Intermetallic Materials as Platforms for Electrocatalysis
The Hall group investigates chemical reactions catalyzed by solid surfaces to address critical challenges in renewable energy storage and conversion. Intermetallic materials, with their well-defined atomic structures, serve as an ideal platform for uncovering fundamental insights into electrochemical reactivity. These materials provide unparalleled control over both electronic properties and catalytic site ensembles, allowing independent fine-tuning of electronic effects and active site geometries. Such precision enables a deeper understanding of reaction mechanisms at the molecular level. This research not only advances our fundamental understanding but also facilitates the development of efficient, selective catalysts for transformative energy technologies.

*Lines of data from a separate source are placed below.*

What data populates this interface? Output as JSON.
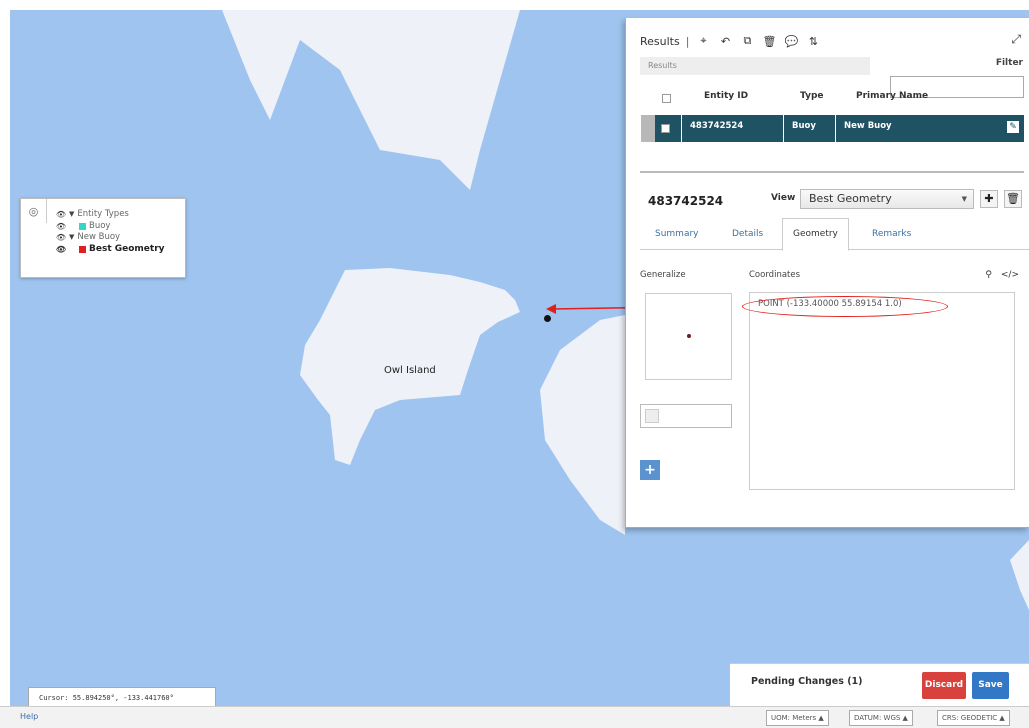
{
  "map": {
    "island_label": "Owl Island",
    "cursor": "Cursor: 55.894250°, -133.441760°"
  },
  "layers": {
    "items": [
      {
        "label": "Entity Types",
        "swatch": null
      },
      {
        "label": "Buoy",
        "swatch": "#35d6c5"
      },
      {
        "label": "New Buoy",
        "swatch": null
      },
      {
        "label": "Best Geometry",
        "swatch": "#e0201c"
      }
    ]
  },
  "results": {
    "title": "Results",
    "subheader": "Results",
    "filter_label": "Filter",
    "columns": [
      "Entity ID",
      "Type",
      "Primary Name"
    ],
    "rows": [
      {
        "entity_id": "483742524",
        "type": "Buoy",
        "primary_name": "New Buoy"
      }
    ]
  },
  "entity": {
    "id": "483742524",
    "view_label": "View",
    "view_value": "Best Geometry",
    "tabs": [
      "Summary",
      "Details",
      "Geometry",
      "Remarks"
    ],
    "active_tab": "Geometry",
    "generalize_label": "Generalize",
    "coordinates_label": "Coordinates",
    "coordinates_value": "POINT (-133.40000 55.89154 1.0)"
  },
  "pending": {
    "title": "Pending Changes (1)",
    "discard": "Discard",
    "save": "Save"
  },
  "status_bar": {
    "help": "Help",
    "uom": "UOM: Meters ▲",
    "datum": "DATUM: WGS ▲",
    "crs": "CRS: GEODETIC ▲"
  },
  "colors": {
    "water": "#9ec4ef",
    "land": "#eef1f8",
    "selected_row": "#1f5263",
    "discard": "#d9413d",
    "save": "#3377c7",
    "annotation": "#e0201c"
  }
}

Understanding the Electrode Microenvironment
The electrode microenvironment is a dynamic zone where electrochemical transformations occur, comprising solvent molecules, ions, and the electrode surface, all of which govern reactivity and selectivity. The Hall group investigates these interactions at a fundamental level to control reaction outcomes and design interfaces that enable energy-efficient, selective processes like CO₂ reduction to multi-carbon products. Our primary focus lies in interfacial water, as its structure and activity critically influence reactivity in aqueous electrolytes.
Room Temperature Electrochemical Synthesis of Intermetallic Materials
Intermetallic materials, alloys with long-range atomic ordering, exhibit exceptional properties for catalysis, electronics, and corrosion resistance. The Hall group is developing electrochemical methods (e.g., electrochemical dealloying, electrodeposition) to prepare nanostructured intermetallics at room temperature and atmospheric pressure. This approach addresses the challenges of conventional high-temperature methods, enabling precise control over composition and morphology. By identifying key trends, we aim to create high-performance materials with tailored properties, advancing the development of nanomaterials for cutting-edge applications.